J&J scuttles a $945M arthritis deal with Astellas on the eve of Phase III

Johnson & Johnson ($JNJ) is walking away from a potential rheumatoid arthritis treatment from Astellas, nixing a deal that could have paid out at $945 million and putting the drug's stateside future in jeopardy.

Under a 2012 agreement, J&J paid $65 million up front and promised loads more to acquire the ex-Japan rights to ASP015K, an oral JAK inhibitor designed to block inflammatory signaling and treat the underlying cause of immune diseases like RA. Now the U.S. pharma giant has exercised its opt-out clause, agreeing to hand back full rights on Jan. 15 and stopping short of running Phase III trials on the RA drug.

Astellas said it plans to stay the course on ASP015K's Japanese program, now entering late-stage studies, and the company is "considering the future plan" for the drug outside its home country.

Last year, ASP015K completed two Phase IIb studies testing its effect as a once-a-day treatment for RA, and ClinicalTrials.gov lists at least one J&J-sponsored study of the drug as actively enrolling. In a statement, J&J said its decision to ditch the JAK inhibitor "is the result of a strategic portfolio decision" made in light of "the depth of our immunology pipeline and the exciting opportunities we see ahead."

That leaves Astellas to go it alone in the world of oral JAK inhibitors for inflammatory disease, contending with the Phase III baricitinib, from Incyte ($INCY) and Eli Lilly ($LLY), and Pfizer's ($PFE) Xeljanz, a drug that has failed to catch on as quickly as analysts expected when it won approval in 2012.
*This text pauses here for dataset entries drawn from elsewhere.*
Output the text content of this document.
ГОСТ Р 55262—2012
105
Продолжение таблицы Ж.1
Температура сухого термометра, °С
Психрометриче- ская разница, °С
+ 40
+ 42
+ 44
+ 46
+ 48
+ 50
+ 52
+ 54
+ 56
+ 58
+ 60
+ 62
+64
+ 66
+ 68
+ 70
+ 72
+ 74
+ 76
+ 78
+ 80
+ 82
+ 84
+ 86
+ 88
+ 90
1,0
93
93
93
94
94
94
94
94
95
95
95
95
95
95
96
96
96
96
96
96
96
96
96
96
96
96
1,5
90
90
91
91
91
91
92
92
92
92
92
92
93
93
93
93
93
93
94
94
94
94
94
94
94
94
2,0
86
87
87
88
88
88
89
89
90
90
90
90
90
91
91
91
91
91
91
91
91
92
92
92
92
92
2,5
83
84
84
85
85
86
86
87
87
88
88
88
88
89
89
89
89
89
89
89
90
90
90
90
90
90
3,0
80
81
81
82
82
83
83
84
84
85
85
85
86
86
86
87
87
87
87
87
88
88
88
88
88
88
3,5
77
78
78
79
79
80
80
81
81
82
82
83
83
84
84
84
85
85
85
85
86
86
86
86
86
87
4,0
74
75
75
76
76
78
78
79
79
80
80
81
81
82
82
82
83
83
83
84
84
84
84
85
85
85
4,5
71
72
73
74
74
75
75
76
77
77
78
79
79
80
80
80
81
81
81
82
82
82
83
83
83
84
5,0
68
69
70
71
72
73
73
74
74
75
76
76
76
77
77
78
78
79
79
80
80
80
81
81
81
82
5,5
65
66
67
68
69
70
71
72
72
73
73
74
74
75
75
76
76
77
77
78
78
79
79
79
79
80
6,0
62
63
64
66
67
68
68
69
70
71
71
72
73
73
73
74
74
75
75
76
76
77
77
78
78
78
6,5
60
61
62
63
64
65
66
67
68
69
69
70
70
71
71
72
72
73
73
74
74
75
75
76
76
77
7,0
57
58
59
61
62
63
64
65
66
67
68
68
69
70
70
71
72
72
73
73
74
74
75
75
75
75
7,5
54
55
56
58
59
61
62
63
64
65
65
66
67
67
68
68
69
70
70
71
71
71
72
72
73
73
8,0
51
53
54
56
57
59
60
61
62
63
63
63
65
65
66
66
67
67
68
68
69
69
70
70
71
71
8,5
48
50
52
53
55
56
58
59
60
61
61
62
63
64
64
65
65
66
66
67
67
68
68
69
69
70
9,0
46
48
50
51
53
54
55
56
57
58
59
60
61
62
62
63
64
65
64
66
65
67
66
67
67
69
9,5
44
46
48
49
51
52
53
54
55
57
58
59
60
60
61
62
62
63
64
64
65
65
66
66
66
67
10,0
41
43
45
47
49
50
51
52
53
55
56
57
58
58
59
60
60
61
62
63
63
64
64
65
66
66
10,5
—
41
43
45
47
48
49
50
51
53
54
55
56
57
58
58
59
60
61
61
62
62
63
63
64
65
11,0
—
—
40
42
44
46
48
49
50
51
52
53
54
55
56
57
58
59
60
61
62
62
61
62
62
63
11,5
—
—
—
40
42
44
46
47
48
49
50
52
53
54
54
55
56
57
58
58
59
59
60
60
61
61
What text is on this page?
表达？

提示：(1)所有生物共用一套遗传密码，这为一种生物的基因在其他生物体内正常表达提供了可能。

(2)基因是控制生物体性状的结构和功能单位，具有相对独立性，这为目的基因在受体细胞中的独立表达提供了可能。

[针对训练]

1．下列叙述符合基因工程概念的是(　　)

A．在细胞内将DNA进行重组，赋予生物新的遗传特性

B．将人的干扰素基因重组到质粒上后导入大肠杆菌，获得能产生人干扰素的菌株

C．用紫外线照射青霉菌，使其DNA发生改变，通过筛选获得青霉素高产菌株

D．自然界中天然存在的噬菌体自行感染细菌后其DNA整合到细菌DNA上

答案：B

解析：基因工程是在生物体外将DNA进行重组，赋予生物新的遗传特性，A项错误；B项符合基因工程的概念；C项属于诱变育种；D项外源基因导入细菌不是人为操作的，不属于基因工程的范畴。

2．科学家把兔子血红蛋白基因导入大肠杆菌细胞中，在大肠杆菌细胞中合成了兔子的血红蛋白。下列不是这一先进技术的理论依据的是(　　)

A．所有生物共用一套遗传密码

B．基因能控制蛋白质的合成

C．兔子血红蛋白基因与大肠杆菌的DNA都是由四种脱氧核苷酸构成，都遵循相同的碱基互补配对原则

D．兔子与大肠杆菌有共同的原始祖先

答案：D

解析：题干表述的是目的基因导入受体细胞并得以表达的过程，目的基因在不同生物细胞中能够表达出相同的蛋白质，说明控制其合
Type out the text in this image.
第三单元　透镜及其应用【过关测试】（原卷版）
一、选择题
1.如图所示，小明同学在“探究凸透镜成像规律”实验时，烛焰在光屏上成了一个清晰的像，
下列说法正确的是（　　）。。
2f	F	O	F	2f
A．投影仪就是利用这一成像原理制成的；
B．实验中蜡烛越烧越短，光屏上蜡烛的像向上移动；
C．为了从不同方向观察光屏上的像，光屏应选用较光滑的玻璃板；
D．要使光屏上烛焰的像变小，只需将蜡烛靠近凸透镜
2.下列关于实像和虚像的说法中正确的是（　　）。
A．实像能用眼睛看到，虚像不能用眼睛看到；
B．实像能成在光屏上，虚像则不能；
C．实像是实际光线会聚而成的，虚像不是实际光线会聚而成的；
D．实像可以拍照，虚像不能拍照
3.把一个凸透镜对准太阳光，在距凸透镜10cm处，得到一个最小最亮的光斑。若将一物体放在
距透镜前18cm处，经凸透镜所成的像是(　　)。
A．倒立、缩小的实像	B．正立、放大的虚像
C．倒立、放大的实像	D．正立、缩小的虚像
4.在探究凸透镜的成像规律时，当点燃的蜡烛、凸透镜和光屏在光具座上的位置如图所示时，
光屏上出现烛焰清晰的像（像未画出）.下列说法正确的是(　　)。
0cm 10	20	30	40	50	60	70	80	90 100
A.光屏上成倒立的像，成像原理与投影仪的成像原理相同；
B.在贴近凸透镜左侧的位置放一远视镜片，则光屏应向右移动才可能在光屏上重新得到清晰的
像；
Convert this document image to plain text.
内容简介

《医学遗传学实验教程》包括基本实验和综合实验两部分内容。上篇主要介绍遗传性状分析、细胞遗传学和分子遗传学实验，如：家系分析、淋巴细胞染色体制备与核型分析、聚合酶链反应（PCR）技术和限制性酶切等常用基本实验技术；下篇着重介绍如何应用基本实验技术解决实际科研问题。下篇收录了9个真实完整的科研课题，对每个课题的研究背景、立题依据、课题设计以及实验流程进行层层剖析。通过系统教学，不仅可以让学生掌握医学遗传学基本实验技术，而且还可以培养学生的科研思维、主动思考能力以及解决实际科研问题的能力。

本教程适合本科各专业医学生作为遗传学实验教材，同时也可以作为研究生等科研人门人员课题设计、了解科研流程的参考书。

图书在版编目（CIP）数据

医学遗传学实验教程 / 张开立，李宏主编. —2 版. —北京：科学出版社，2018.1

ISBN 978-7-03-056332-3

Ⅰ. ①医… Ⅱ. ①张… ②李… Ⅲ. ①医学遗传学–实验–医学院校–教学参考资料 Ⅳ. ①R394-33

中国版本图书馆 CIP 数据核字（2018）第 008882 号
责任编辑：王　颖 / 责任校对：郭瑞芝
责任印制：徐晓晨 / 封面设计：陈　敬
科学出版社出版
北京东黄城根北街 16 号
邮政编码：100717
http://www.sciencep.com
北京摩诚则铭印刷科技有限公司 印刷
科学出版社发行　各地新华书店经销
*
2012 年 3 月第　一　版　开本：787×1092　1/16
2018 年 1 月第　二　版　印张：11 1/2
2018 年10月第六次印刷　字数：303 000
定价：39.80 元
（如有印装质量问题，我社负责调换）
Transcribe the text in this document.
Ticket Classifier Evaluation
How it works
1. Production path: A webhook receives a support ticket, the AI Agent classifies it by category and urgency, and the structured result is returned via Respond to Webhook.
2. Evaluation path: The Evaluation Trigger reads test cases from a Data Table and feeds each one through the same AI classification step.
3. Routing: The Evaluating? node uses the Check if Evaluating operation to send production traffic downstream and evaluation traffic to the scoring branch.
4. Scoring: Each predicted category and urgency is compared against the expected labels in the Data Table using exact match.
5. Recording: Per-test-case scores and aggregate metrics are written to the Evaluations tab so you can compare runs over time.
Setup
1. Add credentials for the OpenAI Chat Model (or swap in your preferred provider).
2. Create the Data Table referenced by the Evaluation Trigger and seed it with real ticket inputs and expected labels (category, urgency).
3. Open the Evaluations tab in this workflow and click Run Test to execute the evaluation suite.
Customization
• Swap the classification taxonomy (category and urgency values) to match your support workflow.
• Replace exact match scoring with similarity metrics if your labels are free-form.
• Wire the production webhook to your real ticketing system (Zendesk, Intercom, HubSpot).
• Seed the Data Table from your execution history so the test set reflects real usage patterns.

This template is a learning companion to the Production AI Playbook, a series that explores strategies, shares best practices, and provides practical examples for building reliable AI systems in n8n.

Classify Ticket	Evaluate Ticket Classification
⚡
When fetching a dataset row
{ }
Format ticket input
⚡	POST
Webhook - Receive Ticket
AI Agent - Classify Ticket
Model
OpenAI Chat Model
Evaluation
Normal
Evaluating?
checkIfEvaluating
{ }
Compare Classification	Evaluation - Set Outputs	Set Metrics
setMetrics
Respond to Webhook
Each hopes to take some market share from the TNF-blocking injectable blockbusters that have long dominated the inflammatory space, led by AbbVie's ($ABBV) Humira, Amgen's ($AMGN) Enbrel and J&J's own Remicade. Such therapies account for tens of billions of dollars in sales every year, but each is nearing patent expiration, meaning the developers of oral alternatives will soon have to compete with cheaper biosimilars as they work to crack the market.